Erlang is far more mature than Manticore, so I'm sure they've dealt with this, but it's a key aspect of engineering such a runtime system on modern multicore machines, so I was surprised not to see anything about it.

jerf · on Jan 15, 2013

"a fairly concurrent GC at the per-thread level combined with global collections that maintain locality"

Each Erlang process gets its own independent little memory space. GC is trivial to run per-Erlang-process as a result. The downside is, no sharing between processes, even if you want it for some reason. There is some sharing of binaries with reference counting, though, with the usual problems of potentially accidentally holding on to megabytes of memory because one process is holding on to a four-byte slice. (Though you can make copies in advance if you know that's going to happen, and usually you have or can get a pretty good idea.)

I don't know anything about specific NUMA support. A quick Google turns up little to nothing. It is possible that just by the way it is structured it tends to work out reasonably well; less well than perhaps it could with deep integration, but better than a program written in most languages with no thought given to it. Processes and the RAM they use to end up tightly bound together in small contiguous memory arenas just by the way Erlang works. (It is not uncommon to have a system with thousands and thousands of processes that each may only be holding on to a few hundred bytes of data that actually belongs to them.)

I've been learning Go lately. I so badly want a decent Erlang replacement whose syntax and basic libraries are so much more friendly. And I respect Go and think it has a future, perhaps even a bright one. But I have to admit it has only deepened my respect for Erlang. Erlang is the shy librarian of computer languages; the outside may be superficially unappealing, socially awkward, not like the other glitzier girls, but at the end of the movie she takes her glasses off, lets her hair down, and dazzles the audience by being the best dancer there is... if you stuck with her long enough to get to the end of the movie.

rdtsc · on Jan 15, 2013

> Not mentioned in this article is anything about the Erlang GC's interaction with the scheduler and NUMA memory.

Great point. Erlang has one of the best GC implementations. Not because it is fancy or has sophisticated algorithms in it or clever trickery ,it is one of the best because of how the rest of the system was thought out and engineered. The main idea is this, since processes are isolated _and_ there is single assignment, and processes have their own private heap, GC now becomes something elegant, obvious and something that doesn't break the system under load. No need to coordinate a stop the world scenario among 100K running processes serving requests.

rdtsc · on Jan 15, 2013

> I think there are a couple of downsides

It's a trade-off. There is no free lunch. Erlang besides high fault tolerance also has soft real-time capabilities as a goal. Some people don't like that term, but it basically means trying to minimize the latency of the system (even under load).
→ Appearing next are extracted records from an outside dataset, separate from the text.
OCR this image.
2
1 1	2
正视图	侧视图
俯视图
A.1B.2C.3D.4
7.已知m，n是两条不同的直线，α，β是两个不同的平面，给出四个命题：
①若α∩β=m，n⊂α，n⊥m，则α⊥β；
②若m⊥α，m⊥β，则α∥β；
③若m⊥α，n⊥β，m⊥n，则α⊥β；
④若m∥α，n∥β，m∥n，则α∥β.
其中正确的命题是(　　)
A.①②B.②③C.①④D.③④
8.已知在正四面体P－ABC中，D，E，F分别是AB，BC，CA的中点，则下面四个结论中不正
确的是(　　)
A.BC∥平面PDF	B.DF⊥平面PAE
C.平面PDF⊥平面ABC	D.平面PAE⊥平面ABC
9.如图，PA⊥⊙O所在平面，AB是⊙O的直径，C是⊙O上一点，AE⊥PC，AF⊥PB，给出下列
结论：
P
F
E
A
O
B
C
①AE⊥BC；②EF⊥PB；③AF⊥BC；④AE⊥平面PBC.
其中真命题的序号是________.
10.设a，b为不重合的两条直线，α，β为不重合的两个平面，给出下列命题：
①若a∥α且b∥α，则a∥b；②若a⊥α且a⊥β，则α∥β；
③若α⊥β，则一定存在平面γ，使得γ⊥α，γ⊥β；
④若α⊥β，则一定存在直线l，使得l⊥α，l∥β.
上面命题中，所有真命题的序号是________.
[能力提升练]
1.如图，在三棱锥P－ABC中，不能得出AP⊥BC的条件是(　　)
It is one thing to analyze the system in a sequential manner, compile, optimize the hell out of it, down to assembler, bring up a client, measure and everything looks great. Now it comes time to deploy the system in the field. In the field hundreds of thousands of clients are supposed to connecting and we find that there are so many are dropping because of timeouts and the system is spewing socket errors.
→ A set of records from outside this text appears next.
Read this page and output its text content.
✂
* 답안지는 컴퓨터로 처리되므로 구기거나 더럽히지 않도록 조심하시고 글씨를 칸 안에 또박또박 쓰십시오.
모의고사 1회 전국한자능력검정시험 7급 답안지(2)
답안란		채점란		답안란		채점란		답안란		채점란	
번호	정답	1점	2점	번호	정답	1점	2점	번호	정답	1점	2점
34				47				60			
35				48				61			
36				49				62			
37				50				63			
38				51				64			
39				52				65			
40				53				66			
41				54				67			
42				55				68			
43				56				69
So what happens. The system that was optimized for sequential throughput will not necessarily perform well under concurrent load. The two are often at odds with each other.

So Erlang authors who slowed down the sequential code by inserting those pesky interruptions in the middle of what could be tight C loops, just optimized for a different use case.

kaeluka · on Jan 15, 2013

what the article fails to mention is that BIFs can mess with your timing -- a BIF call costs one reduction, no matter how long it takes. I'd say that this is comparable in seriousness as the array-operation example, since BIF calls are probably more common.

edit: none the less, I like erlang, it is a brilliant tool for a small but important class of problems. When comparing erlang to akka recently, I found that erlang, indeed does a quite good job in delivering predictable performance (all on a very limited benchmark), while akka is less reliable in that regard. However, I did construct a very simple network topology that was as similar in both cases as possible, so that excluded features like routers in akka.

Akka's performance on average tends to be better, though (roughly same for pure message passing, the more work you add, the more Akka tends to outrun erlang.)

So, it's, as always, a tradeoff.

edit #2: I regard erlang's scheduler to be one of the advantages erlang has: allowing all threads to progress at the same time is amazing. If you compare this with task based parallelism, backed by a thread pool of size N: only N threads are able to 'make progress', while in erlang, every process gets a fair share. That's really, really, cool.

jlouis · on Jan 15, 2013

BIFs are written in a better way than what you think. They all manipulate the reduction counter internally, if they run in complex patterns with loops. This in effect means you avoid the problem where a BIF hogs the CPU.

ot · on Jan 15, 2013

From the article:

  [n2] This section is also why one must beware 
  of long-running NIFs. They do not per default 
  preempt, nor do they bump the reduction counter. 
  So they can introduce latency in your system.

The OP calls them NIFs, but it is essentially what you are saying.

grating · on Jan 15, 2013

A NIF isn't the same thing as a BIF. NIFs where introduced in R13B03 and are in short, user-code written in C. BIFs on the other hand are built-ins implemented in a completely different manner.

ibotty · on Jan 15, 2013

the article mentions bifs. (and i don't think benchmarks are very clear between akka and erlang. erlang is a proven technology though.)

ot · on Jan 15, 2013

I just want to point out that the comments in the article are almost as interesting as the article itself.

Don't miss them.

jensnockert · on Jan 15, 2013

Just wanted to point out that OS X has a thread affinity API, https://developer.apple.com/library/mac/#releasenotes/Perfor... in case anyone actually needed it.